In the debate over whether to adopt a destination-based cash flow tax with a border adjustment tax (BAT) to replace our current corporate income tax, proponents argue that foreign value-added taxes (VAT) give foreign companies an advantage over American companies that the BAT would correct. The argument goes this way: when a French company exports a product to the United States, it doesn’t pay the American corporate income tax, and it receives a rebate on its French VAT payments. Meanwhile, an American company exporting to France has to pay both—it is subject to the US corporate income tax and then pays the French VAT on the product when it is sold in France.

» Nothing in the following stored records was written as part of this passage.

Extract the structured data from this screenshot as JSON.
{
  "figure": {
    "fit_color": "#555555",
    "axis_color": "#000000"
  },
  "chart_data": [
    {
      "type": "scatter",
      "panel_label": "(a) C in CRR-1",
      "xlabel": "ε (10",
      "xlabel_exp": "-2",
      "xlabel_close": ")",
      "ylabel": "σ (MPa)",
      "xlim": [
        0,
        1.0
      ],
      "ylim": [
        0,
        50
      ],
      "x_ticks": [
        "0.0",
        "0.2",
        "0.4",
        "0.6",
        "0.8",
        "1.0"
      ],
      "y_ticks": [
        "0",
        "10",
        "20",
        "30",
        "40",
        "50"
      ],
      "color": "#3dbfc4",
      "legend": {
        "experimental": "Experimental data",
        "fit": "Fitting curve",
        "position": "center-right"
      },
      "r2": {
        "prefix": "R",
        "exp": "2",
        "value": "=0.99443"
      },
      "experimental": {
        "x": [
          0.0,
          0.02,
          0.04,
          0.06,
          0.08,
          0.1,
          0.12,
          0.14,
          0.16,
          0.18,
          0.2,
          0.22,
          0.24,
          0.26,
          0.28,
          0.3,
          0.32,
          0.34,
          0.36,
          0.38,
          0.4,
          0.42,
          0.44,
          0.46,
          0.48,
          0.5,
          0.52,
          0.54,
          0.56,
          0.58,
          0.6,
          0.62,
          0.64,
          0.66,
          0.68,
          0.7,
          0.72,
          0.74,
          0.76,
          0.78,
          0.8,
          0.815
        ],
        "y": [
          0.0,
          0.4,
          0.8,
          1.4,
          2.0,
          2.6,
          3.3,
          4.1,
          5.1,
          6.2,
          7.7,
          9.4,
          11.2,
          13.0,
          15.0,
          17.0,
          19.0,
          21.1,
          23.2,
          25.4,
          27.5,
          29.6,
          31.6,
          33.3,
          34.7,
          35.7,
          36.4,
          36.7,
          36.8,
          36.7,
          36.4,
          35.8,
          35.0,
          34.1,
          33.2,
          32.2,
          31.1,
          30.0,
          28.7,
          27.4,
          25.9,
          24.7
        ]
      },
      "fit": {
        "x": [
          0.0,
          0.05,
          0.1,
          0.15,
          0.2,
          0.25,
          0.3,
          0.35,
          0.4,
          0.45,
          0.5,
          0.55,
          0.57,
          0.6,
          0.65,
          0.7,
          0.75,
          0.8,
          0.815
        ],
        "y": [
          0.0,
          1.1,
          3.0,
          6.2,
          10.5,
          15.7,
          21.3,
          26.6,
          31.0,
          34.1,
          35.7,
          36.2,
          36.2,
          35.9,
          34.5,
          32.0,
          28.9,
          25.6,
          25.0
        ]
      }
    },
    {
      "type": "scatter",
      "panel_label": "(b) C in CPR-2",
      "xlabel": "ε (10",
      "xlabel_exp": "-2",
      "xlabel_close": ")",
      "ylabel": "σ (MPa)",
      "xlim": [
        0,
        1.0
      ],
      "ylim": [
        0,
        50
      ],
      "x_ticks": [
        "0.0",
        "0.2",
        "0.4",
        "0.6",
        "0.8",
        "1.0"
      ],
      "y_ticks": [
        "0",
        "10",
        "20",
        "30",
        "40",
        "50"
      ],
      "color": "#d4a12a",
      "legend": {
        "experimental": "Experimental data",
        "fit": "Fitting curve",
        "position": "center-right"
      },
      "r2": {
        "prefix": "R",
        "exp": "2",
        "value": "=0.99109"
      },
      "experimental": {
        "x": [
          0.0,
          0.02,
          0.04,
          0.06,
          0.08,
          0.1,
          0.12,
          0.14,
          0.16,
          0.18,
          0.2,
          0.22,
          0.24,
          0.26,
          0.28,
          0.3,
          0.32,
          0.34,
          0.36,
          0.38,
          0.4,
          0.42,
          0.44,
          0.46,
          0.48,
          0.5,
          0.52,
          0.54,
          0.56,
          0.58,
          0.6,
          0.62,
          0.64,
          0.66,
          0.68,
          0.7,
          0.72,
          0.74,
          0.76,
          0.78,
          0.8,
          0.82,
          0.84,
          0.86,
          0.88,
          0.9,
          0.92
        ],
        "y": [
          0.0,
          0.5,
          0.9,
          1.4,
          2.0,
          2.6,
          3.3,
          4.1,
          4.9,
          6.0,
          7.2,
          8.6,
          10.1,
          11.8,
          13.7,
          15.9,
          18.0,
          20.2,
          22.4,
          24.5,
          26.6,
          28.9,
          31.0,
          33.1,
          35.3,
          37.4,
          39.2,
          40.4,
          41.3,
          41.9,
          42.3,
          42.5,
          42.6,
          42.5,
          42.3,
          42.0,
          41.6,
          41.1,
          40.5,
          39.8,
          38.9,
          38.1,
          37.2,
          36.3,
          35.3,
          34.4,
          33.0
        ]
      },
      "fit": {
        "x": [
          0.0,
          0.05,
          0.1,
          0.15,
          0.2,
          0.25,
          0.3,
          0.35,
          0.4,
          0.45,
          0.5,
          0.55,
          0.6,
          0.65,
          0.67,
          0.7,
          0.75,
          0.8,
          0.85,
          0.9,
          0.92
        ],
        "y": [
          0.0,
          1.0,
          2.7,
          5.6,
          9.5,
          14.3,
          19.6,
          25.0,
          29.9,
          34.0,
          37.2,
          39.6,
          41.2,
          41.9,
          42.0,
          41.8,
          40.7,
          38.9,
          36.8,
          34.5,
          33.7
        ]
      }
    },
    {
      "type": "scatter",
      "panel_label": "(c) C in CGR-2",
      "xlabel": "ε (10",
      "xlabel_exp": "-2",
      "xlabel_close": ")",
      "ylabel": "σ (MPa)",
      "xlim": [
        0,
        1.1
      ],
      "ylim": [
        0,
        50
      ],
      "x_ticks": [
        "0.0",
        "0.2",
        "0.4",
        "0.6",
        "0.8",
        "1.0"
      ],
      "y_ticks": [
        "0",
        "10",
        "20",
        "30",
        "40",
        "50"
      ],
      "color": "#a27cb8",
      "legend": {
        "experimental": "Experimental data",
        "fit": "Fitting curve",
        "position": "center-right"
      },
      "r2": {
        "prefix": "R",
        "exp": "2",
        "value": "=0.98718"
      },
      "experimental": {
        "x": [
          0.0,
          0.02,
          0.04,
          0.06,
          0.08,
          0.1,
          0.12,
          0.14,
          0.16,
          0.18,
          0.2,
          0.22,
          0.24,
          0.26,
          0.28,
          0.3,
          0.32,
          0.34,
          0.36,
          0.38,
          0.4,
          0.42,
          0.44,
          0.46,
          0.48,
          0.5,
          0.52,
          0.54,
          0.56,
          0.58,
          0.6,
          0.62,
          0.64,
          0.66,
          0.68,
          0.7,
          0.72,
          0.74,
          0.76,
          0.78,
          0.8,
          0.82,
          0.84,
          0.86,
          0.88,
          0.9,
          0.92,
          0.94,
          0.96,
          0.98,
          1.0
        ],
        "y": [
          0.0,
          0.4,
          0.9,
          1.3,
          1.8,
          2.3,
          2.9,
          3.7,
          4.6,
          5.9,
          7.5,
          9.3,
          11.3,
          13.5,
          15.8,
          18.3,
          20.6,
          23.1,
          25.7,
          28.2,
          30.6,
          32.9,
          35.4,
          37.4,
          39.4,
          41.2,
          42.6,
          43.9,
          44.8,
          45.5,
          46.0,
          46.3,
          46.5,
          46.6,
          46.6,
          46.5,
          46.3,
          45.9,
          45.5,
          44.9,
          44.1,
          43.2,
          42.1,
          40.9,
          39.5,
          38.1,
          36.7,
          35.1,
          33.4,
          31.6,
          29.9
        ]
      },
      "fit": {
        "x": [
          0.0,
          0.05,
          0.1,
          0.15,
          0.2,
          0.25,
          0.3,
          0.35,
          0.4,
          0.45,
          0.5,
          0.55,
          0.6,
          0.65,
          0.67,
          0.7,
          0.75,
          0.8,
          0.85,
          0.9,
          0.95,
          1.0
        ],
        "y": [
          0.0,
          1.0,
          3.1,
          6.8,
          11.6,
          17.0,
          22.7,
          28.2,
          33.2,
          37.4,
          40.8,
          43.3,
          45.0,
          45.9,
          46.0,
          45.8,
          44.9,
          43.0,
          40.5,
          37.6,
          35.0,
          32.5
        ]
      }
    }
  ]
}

This argument, however, confuses consumption and income taxes, and it compares apples to oranges. What matters is whether the playing field is level in the country where the products are competing. As a matter of fact, the playing field is already level.
When a French company sells to customers in the United States, it is subject to the French corporate income tax. A competing American firm selling domestically pays the US corporate income tax. Neither is hit with a VAT. In other words, there is a level playing field.
Let’s look at what happens to a US company selling in France. The US government imposes a corporate income tax, and the French government imposes a VAT. A French competitor selling domestically in France also pays a corporate tax—the tax levied by the French government—as well as the French VAT. The playing field is level in France, too.
It is true that American companies suffer a tax disadvantage, but that is a consequence of America’s burdensome and distortionary corporate income tax system, which makes it hard for US companies to compete abroad. No matter where US companies compete in the developed world, they face higher corporate income tax rates than their competitors because of US policy. That’s the real “Made in America” tax, not other countries’ VATs.